Benghazi -- cradle of the 2011 uprising that toppled long-ruling autocrat Moammar Gadhafi -- has seen a string of attacks on security forces in recent days following deadly clashes between the army and a jihadist militia known as Ansar al-Sharia.

In the nearby city of Derna, long seen as a bastion of support for hardline Islamist groups, four people were wounded when gunmen opened fire on a protest against "extremism and insecurity," according to a local hospital source.

Unknown gunmen shot dead Mosbah al-Kabaeli in Benghazi's city center, said Hussein Ben Hamid, an official with his unit, which is under the authority of the defense ministry.

Al-Jala hospital confirmed the death of the 21-year-old, who was shot in the head.

On Sunday night, a charity clinic run by Ansar al-Sharia was struck by a roadside bomb, a member of the group told Agence France Presse on condition of anonymity, adding that no one was hurt in the attack.

Libya's weak central government has struggled to assert control over scores of militias made up of former rebels who helped topple Gadhafi.

A week ago deadly clashes erupted between the heavily armed Ansar al-Sharia and Libyan troops in Benghazi, with seven people killed and more than 50 wounded.

Ansar al-Sharia is suspected of being behind the attack on the U.S. consulate in Benghazi on September 11, 2012 that left the U.S. ambassador and three other Americans dead.

The group has denied any involvement in the incident, however, and on Monday a leader of Ansar al-Sharia also denied the group had any links to al-Qaida.

"We have no connection to them... We are not part of al-Qaida," Mohammed al-Zehawi, its leader in Benghazi, told Libya's private al-Naba television.

He insisted the group was focused on bringing about an Islamic state governed by sharia law in Libya.

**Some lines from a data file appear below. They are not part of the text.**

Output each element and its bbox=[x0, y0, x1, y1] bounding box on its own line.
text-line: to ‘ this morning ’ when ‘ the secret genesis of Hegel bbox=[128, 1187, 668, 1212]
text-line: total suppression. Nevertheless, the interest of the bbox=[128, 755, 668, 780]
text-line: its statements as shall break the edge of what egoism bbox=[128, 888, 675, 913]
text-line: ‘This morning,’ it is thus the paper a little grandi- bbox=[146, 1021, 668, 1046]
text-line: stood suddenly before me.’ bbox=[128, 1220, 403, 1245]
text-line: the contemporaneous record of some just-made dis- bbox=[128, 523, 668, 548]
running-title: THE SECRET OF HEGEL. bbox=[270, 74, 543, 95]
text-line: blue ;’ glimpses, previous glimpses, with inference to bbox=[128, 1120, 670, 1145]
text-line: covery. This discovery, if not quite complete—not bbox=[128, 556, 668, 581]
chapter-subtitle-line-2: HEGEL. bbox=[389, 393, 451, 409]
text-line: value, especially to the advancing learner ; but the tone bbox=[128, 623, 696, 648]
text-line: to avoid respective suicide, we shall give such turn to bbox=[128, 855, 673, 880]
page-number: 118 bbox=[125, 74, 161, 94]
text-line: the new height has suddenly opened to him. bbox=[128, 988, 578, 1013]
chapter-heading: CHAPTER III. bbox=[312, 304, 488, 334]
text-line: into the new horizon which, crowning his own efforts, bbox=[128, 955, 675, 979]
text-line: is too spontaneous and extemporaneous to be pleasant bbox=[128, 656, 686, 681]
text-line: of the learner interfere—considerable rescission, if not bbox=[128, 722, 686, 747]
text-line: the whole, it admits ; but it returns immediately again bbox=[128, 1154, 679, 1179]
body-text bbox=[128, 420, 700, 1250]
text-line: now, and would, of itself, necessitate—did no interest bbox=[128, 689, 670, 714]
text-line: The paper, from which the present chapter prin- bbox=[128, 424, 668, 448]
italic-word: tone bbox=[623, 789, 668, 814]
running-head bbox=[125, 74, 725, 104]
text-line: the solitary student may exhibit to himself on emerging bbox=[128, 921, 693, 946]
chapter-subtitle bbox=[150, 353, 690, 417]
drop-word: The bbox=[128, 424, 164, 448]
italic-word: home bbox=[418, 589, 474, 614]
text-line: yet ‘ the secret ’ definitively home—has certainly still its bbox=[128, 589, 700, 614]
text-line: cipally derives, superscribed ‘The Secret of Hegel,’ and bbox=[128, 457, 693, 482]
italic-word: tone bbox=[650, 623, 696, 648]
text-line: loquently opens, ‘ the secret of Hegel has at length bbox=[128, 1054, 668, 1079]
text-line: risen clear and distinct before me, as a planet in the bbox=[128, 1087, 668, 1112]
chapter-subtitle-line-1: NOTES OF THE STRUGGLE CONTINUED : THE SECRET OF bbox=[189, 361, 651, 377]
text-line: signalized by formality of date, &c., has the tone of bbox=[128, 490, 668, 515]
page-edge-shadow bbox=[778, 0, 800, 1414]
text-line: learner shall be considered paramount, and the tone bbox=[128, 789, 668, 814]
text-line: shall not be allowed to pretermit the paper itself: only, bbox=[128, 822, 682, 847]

Al-Qaida, the global terror network founded by Osama bin Laden, also favors the imposition of Islamic law, but its ambitions extend to waging war with the West and eventually resurrecting an Islamic caliphate.

Local officials across Libya have been urging protests and other civil disobedience to pressure the militias to lay down their arms.

In Derna, residents on Sunday blocked roads and burned tyres to protest against what they describe as spreading anarchy in the city.

The protests Sunday and Monday came after leaflets put up at mosques by a group calling itself "The Brigade of Abu Bakr al-Siddiq" warned against anti-Islamist demonstrations.